As the world has been halted for the first time due to the ongoing pandemic crisis, the pop icon Ricky martin also felt paused and anxious.
Staying at his residence in L.A he was working with his charity organization to cater to protective essentials and foods to healthcare centers and people in Puerto Rico and more by keeping himself with the latest updates on the coronavirus crisis and has been hiding his anxieties from his loved ones.
In a zoom interview with Association Press, he said: “I had never suffered from anxiety, and I left home when I was 12 (to join boy-band Menudo). I have seen things, I have lived, but this is a new level, this is a new monster and to top it all, it is invisible.”
“I spent two weeks with a poker face so my family wouldn’t be affected, but finally I was able to raise my head and say ‘eh, something very good has to come out of this, get creative.’ And I started making music and it was my medicine, honestly, because I really felt like I was gasping for air,” he added.

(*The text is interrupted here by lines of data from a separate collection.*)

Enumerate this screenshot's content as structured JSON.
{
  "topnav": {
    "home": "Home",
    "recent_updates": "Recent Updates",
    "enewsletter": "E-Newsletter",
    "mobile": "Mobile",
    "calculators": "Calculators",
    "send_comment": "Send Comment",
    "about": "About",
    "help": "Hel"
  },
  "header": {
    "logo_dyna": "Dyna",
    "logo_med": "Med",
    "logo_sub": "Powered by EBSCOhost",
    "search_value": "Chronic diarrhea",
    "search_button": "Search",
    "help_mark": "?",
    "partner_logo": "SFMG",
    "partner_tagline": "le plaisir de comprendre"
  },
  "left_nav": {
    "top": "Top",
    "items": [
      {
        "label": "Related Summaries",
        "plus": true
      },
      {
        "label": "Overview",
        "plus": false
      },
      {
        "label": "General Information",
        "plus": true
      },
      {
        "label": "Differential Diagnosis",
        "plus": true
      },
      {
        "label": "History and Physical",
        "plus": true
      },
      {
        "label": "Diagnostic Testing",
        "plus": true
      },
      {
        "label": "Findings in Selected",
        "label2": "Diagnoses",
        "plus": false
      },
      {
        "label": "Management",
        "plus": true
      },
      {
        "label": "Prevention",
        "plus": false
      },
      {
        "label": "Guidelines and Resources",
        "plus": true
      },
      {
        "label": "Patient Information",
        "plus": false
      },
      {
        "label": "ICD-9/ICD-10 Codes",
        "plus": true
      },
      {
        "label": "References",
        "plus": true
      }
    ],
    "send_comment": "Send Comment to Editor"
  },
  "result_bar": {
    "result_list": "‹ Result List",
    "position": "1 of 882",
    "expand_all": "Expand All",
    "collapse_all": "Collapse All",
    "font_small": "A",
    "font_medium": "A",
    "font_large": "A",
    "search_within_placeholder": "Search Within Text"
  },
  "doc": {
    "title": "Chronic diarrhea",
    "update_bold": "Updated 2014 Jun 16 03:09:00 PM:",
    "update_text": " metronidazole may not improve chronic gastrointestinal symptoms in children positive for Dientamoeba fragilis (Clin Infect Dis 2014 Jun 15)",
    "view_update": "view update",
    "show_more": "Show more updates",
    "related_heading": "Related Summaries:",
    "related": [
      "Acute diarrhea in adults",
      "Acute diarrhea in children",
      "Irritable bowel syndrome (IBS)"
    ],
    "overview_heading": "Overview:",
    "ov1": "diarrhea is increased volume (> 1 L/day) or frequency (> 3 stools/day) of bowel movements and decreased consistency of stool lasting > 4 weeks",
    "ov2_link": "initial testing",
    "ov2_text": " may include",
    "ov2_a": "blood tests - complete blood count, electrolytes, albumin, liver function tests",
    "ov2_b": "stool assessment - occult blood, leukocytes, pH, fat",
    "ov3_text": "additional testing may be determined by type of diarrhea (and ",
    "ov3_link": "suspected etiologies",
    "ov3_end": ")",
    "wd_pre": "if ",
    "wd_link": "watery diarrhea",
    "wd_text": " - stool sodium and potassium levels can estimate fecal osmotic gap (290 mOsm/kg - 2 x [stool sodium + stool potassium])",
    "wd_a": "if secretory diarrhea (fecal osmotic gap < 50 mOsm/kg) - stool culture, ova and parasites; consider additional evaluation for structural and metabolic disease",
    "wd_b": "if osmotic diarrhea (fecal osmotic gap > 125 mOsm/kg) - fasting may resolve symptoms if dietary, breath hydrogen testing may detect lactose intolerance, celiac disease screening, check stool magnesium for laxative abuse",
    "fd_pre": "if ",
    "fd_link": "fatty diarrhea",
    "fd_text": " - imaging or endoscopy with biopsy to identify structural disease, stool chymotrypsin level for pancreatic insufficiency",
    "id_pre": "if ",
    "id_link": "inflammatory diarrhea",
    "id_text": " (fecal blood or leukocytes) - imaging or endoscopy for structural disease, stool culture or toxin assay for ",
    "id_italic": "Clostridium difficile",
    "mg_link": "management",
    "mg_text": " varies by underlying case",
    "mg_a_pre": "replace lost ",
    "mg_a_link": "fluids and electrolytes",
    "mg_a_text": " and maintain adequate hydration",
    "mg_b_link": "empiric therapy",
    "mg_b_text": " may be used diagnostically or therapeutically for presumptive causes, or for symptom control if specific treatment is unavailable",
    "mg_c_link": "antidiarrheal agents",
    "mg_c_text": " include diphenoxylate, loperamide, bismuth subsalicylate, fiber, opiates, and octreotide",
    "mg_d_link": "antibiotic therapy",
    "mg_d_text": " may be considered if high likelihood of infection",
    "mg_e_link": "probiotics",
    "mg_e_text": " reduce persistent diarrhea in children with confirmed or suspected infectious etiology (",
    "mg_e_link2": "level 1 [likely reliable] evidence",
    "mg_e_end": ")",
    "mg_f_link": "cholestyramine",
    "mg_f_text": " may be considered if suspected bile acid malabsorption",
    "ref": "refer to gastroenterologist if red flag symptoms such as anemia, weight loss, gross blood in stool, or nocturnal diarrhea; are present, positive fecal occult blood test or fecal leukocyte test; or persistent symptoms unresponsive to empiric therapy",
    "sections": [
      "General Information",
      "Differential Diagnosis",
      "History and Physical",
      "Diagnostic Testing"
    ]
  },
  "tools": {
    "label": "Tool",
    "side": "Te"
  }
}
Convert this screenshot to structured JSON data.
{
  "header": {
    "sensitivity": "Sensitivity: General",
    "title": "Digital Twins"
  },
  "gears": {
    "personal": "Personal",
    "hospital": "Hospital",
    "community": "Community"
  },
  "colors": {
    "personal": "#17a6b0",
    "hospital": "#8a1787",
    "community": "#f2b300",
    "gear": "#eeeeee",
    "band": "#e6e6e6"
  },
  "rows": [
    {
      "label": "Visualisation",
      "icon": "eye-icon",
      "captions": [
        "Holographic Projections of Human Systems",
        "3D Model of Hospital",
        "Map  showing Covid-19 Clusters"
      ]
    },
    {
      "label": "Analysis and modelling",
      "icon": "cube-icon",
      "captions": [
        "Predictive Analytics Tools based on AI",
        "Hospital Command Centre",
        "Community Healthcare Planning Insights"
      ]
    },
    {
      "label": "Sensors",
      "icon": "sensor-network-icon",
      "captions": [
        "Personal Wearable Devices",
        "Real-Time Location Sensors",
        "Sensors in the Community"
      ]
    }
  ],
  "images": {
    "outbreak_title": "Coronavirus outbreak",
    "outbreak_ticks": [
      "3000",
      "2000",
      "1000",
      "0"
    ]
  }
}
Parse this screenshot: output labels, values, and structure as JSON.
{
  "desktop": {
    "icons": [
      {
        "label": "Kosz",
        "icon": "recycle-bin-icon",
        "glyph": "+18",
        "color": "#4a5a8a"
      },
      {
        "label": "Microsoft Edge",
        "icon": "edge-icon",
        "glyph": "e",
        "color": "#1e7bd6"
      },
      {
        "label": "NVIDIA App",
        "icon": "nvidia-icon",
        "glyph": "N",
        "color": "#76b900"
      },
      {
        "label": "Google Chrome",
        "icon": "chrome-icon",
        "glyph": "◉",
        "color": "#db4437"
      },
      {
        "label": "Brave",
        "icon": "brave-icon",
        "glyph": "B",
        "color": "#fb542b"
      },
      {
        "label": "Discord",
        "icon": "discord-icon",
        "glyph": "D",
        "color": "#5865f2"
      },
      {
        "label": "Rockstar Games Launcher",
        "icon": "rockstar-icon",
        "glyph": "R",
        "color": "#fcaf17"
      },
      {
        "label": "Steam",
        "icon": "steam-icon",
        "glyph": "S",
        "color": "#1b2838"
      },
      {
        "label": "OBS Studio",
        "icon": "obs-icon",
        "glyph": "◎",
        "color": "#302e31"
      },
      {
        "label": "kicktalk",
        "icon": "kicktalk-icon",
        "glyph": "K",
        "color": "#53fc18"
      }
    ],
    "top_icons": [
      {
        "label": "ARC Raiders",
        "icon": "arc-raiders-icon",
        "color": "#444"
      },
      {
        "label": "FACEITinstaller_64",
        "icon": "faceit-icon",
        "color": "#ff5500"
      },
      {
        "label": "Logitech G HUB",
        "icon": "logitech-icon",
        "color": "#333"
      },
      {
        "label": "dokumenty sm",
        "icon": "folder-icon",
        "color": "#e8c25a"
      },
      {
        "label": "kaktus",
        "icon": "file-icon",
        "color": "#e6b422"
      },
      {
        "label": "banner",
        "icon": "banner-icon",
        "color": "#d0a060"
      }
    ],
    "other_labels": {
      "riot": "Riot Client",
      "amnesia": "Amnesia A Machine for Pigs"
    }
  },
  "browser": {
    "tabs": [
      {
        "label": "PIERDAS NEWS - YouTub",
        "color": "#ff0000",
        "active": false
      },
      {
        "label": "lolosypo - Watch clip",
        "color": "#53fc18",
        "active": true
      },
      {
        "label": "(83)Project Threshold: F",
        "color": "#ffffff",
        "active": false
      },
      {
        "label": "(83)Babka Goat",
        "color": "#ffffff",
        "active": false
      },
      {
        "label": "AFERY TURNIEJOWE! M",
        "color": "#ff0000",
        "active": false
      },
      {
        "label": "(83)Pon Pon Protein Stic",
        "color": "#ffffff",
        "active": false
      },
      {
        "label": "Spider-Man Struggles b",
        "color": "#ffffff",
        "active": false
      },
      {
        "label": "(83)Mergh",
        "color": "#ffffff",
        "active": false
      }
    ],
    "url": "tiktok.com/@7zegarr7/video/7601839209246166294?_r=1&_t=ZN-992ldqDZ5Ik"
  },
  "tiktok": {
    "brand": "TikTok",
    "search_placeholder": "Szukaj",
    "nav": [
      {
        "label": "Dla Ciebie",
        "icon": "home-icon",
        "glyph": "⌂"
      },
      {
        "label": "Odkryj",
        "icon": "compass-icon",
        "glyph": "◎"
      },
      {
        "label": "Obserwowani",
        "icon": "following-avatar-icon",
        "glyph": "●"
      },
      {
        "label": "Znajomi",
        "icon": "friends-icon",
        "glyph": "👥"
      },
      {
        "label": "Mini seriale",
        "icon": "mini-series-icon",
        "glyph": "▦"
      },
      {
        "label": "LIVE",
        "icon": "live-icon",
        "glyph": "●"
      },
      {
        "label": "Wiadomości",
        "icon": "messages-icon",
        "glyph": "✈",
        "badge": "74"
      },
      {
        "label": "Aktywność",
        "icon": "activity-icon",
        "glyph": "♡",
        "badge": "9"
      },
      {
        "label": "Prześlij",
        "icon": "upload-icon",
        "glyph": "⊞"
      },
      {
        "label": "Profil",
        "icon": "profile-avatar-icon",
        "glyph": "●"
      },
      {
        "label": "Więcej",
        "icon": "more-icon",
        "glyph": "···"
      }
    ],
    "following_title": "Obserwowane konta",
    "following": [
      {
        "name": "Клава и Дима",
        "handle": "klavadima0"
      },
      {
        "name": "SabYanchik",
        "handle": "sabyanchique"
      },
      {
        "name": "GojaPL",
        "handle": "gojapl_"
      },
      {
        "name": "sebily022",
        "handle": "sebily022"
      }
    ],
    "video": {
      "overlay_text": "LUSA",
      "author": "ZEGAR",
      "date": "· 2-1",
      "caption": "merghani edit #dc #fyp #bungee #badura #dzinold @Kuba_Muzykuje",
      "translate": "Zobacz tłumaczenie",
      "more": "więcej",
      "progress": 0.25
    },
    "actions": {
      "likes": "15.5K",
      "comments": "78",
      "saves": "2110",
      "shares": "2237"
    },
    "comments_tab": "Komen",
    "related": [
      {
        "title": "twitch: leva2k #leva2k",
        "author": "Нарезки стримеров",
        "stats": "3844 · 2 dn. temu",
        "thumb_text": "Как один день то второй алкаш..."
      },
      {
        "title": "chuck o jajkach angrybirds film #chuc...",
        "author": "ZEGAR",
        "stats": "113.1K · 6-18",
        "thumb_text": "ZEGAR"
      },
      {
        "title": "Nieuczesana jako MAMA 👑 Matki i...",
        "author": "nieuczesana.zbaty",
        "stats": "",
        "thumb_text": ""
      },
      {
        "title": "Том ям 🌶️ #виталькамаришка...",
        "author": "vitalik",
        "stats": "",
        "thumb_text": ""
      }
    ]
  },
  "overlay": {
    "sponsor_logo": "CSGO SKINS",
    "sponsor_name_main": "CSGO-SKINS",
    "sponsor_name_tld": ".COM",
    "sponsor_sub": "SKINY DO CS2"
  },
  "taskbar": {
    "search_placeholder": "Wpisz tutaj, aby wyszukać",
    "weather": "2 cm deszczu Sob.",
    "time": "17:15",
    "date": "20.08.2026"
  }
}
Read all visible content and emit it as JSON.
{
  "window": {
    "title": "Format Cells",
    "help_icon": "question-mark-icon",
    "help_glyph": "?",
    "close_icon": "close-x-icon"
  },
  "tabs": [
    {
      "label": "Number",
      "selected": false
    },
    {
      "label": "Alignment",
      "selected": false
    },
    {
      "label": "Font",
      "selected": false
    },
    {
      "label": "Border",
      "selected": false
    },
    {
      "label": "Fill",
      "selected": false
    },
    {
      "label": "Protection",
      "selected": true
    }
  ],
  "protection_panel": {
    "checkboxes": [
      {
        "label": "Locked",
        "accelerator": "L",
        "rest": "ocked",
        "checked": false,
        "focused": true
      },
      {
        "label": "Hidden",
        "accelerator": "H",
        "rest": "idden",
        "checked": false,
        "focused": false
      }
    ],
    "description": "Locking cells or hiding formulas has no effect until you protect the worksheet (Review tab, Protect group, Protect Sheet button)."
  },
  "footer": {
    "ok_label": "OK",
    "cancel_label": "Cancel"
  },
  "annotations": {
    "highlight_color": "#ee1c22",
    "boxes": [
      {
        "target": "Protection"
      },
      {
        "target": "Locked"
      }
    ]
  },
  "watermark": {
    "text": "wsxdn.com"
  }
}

The end was “Pausa” a new EP “with a lot of introspection” which was out on Thursday with four songs that bring in “romance and also sadness at times.” The album has been associated with Sting (who sings in Spanish) Carla Morrison, Diego El Cigala and Pedro Capo and also Residente and Bad Bunny, and Tiburones who worked in his earlier single “Cántalo.”
Further, it is just one part of the huge project that will come after “Play” and hence it is trended with hashtag #PausaPlay on the internet. First, they were planning to release a complete album that he was working for the past few months. But Ricky felt the tunes were not satisfying.
Speaking in this he said: “I said, ‘Sony, let’s divide the album in two. Let’s start now a little calmer and bring in the party afterward’.” “What I am presenting, these four songs, are little magical things that happened during the quarantine, like calling Sting, like talking to Carla Morrison.”
The tracks were recorded with singers in ‘London, Paris, Puerto Rico and the Dominican Republic, with sound engineer Enrique Larrea in New York.’